Today Microsoft held a private invitation-only event for members of the media to see Windows codename “Threshold” for the first time. In this article I will look at Microsoft’s announcements, observed second hand via live blogs and tweets, from an IT pro’s perspective.
Editor’s Note: We’re covering the Windows 10 announcement today from a number of angles, including a Windows 10 overview by Jeff James, and an article on Windows 10 DevOps and development-related topics by Blair Greenwood.
It’s been a few years since Apple mistakenly said that we are in a post-PC era. Much has been proclaimed about the death of the PC. Yes, sales dipped, but things changed in the last year.

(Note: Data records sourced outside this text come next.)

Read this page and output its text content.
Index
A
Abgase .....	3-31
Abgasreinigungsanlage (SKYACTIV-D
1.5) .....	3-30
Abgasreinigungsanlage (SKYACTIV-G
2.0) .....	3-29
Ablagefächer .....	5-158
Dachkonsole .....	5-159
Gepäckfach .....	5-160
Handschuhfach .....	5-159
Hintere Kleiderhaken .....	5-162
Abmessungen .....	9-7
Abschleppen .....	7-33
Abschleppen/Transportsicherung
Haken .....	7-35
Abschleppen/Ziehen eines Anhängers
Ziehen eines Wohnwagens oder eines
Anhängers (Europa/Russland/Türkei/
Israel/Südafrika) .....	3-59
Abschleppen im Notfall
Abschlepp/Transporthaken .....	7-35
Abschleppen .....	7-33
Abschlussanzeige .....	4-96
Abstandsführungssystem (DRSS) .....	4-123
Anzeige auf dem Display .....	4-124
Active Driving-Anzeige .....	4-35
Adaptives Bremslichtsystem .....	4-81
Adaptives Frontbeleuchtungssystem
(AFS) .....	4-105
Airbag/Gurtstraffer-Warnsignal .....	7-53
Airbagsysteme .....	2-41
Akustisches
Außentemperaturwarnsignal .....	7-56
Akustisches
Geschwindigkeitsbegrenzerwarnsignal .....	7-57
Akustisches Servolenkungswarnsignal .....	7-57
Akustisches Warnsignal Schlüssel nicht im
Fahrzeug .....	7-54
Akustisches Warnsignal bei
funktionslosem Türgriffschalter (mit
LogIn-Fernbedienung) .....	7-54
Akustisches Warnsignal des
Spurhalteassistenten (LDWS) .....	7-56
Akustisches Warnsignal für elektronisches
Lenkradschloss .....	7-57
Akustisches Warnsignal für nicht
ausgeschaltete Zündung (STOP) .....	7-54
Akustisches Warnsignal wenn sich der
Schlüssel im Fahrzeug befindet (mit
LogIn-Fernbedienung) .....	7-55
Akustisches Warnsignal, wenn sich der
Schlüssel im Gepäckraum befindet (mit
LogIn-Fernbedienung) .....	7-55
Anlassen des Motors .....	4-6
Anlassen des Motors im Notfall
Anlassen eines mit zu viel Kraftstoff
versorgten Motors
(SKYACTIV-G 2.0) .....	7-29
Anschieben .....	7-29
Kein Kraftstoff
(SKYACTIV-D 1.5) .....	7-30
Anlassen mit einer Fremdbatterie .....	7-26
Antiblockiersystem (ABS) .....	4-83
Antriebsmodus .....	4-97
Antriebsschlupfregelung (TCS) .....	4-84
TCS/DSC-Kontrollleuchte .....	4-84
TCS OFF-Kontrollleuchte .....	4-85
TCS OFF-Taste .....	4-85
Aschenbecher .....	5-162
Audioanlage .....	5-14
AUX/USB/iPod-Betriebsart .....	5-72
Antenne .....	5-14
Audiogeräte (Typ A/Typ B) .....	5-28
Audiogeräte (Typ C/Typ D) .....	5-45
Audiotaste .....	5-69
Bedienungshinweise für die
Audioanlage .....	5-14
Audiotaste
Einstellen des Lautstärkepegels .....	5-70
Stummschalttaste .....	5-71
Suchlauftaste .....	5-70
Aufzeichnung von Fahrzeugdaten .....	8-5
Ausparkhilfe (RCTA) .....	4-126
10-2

Tablet sales aren’t climbing like they once were, thanks to several factors including market saturation and the “netbook effect” of ultra-low-cost devices that offer an inferior experience. In contradiction to this, PC sales in the enterprise have experienced climb in the last year. According to Microsoft, “… in the first half of this year, shipments of enterprise PCs grew 14%. In that same time period, shipments of Windows enterprise tablets grew 33%”. Obviously the end of life for the support of Windows XP has had an impact, but the increased shipment of enterprise tablets makes me think that enterprises are starting to embrace a new way to do productivity computing, in a manageable method.

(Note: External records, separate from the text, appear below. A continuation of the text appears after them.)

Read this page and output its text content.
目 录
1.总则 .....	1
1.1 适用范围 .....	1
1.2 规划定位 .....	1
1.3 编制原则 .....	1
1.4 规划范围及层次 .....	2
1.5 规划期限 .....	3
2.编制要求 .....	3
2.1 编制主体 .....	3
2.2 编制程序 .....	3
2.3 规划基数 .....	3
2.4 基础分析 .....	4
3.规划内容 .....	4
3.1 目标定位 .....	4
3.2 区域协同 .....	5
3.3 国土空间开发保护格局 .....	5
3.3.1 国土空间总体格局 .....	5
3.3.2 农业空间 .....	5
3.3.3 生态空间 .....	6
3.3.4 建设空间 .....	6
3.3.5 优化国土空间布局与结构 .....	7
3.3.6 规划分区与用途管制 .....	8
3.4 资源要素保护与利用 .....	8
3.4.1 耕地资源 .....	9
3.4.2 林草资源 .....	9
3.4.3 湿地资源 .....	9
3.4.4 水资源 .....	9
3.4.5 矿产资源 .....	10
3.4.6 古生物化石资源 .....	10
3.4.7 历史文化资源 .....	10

This event, held privately with only a small group of invited members of the media, was to focus on the next version of Windows for the enterprise. I looked at many of the attendees and wondered how many knew AppLocker from BitLocker, but as it turned out, that wasn’t so important.
We know that Windows 7 is being deployed in most cases on traditional PCs. Microsoft acknowledges that enterprises have pushed back. When questioned on this, the presenters responded with “We hear push back about too much training.” Joe Belfiore of Microsoft said “We’re looking to find the balance, so that all the Windows 7 users get a familiar experience on the devices they already have.” Windows 7 users should only notice an increase in performance and features, seeing this as an obvious upgrade. This is made clear by one of the first points in Microsoft’s presentation: familiar, compatible, and productive.

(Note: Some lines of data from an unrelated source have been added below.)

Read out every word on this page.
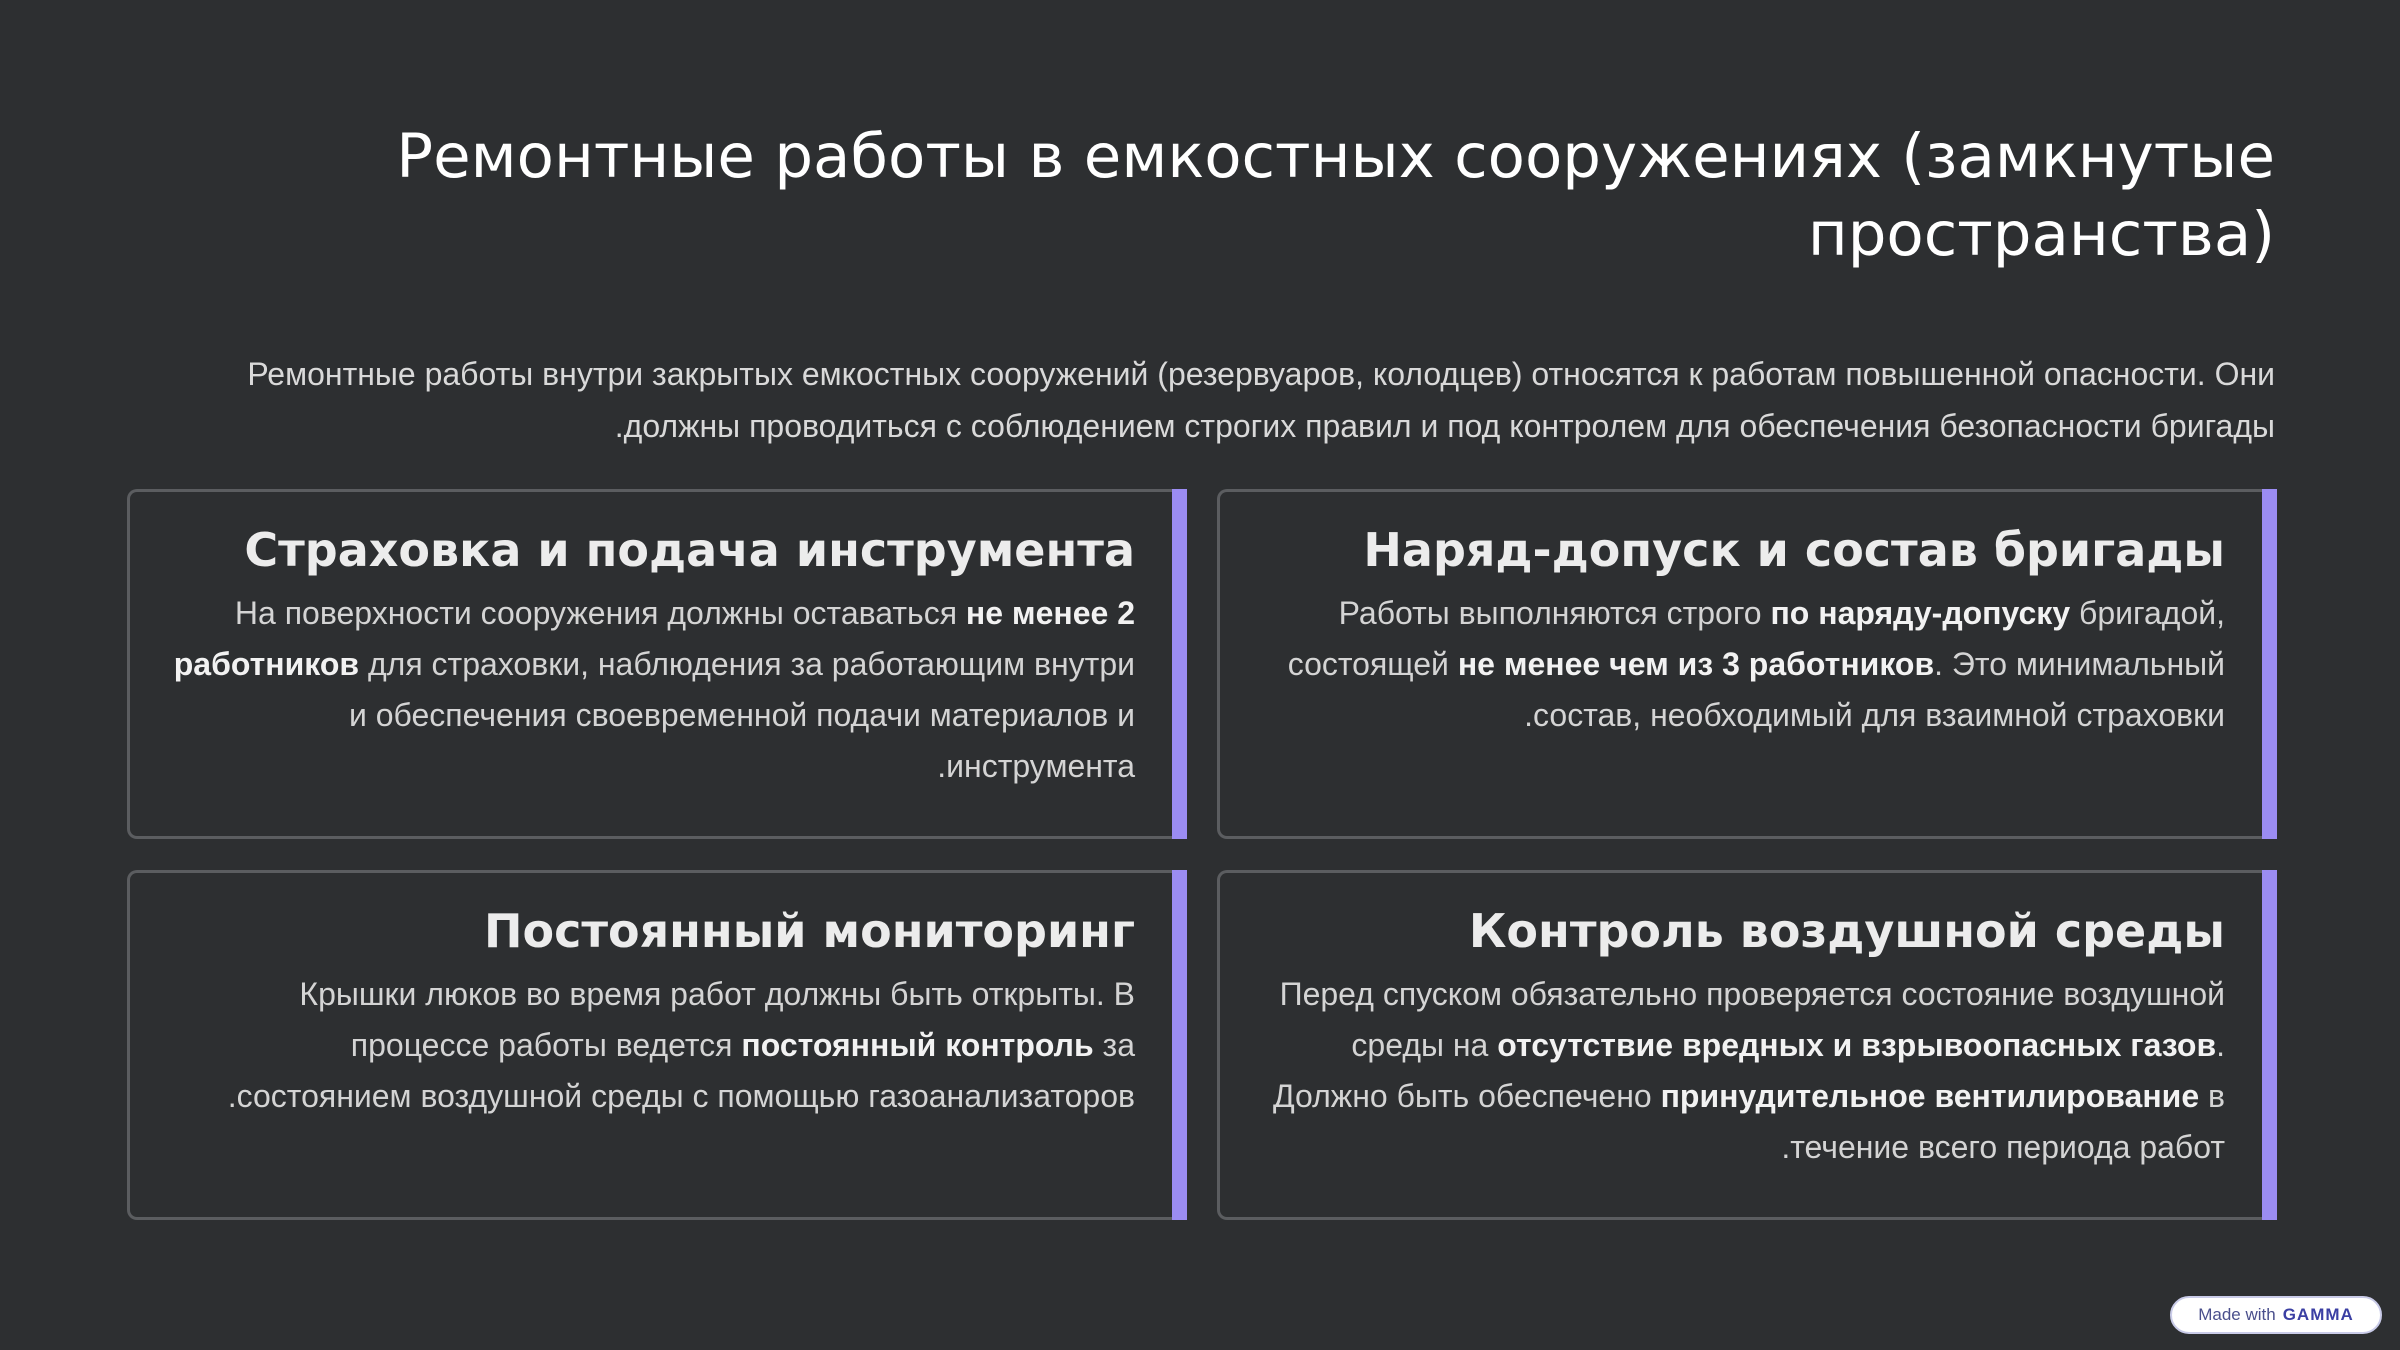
Ремонтные работы в емкостных сооружениях (замкнутые пространства)

Ремонтные работы внутри закрытых емкостных сооружений (резервуаров, колодцев) относятся к работам повышенной опасности. Они должны проводиться с соблюдением строгих правил и под контролем для обеспечения безопасности бригады.

Страховка и подача инструмента

На поверхности сооружения должны оставаться не менее 2 работников для страховки, наблюдения за работающим внутри и обеспечения своевременной подачи материалов и инструмента.

Наряд-допуск и состав бригады

Работы выполняются строго по наряду-допуску бригадой, состоящей не менее чем из 3 работников. Это минимальный состав, необходимый для взаимной страховки.

Постоянный мониторинг

Крышки люков во время работ должны быть открыты. В процессе работы ведется постоянный контроль за состоянием воздушной среды с помощью газоанализаторов.

Контроль воздушной среды

Перед спуском обязательно проверяется состояние воздушной среды на отсутствие вредных и взрывоопасных газов. Должно быть обеспечено принудительное вентилирование в течение всего периода работ.

Made with GAMMA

To be honest, there was very little shown from this early preview build of Windows 10 that was not previously known about. The main thrust could be interpreted as bring the familiarity of the Windows 7 interface to a Windows 8.1 core.
Microsoft confirmed the new start menu (with live tile functionality), windowed universal apps, and multiple desktops (see this video). Microsoft has made huge efforts to undo the alienation that enterprise desktop users felt with the release of, and ignored feedback on, Windows 8. Joe Belfiore said “As users start using these apps they should just feel familiar and work in a way you’d expect with a mouse and keyboard.” There is no more duality or UI shock as you switch from desktop to metro apps. Universal Apps will run in Windows by default on desktop-like machines.
Windows 10 will be one common OS that will run on all classes of devices: phones, tablets, PCs, and Internet of Things (IoT). This is highly desirable because it simplifies management. Speaking of which, mobile device management (MDM), probably in the form of Windows Intune, will be used to manage each class of Windows 10 device.
Data security is critical to the enterprise. Bring your own desktop (BYOD) is still a trend in the USA, so Microsoft will isolate personal data and corporate data from each other, enabling easier control and selective wipe.
Terry Myerson and Joe Belfiore made it clear that the technical preview release is a very early build. That might explain why have not seen any revolutionary features in the OS … yet. CIOs do not upgrade an OS just because it is possible. Windows 7 works and is pretty powerful (especially the Enterprise edition) so Microsoft needs to bring something more than just a UI that reflects the Windows 7 experience to get CIOs to invest in yet another disruptive desktop OS upgrade project and all that it would entail. But let’s watch this space; apparently Windows 10 will not RTM until at least mid-year 2015, with the customer preview coming in early 2015.
Myerson said “We’re inviting our enthusiastic fans to evaluate it with us. We know they’re a vocal bunch.” The Windows Insider evaluation program will launch on October 1st, and this will enable participants to install the Windows 10 technical preview, evaluate it, and provide feedback to Microsoft.
Some of the rumours about Windows 10 might make you think that it would have a short support lifecycle, which would be a huge worry for enterprise customers. When asked about this, Microsoft responded that “One of the things we offer for enterprises is a mission critical level of support. Microsoft will support them for a long time. We have ways to support our products for well north of 10 years.”
The Windows Server vNext preview, which we, as expected, heard nothing much about, starts sometime after the start of the preview.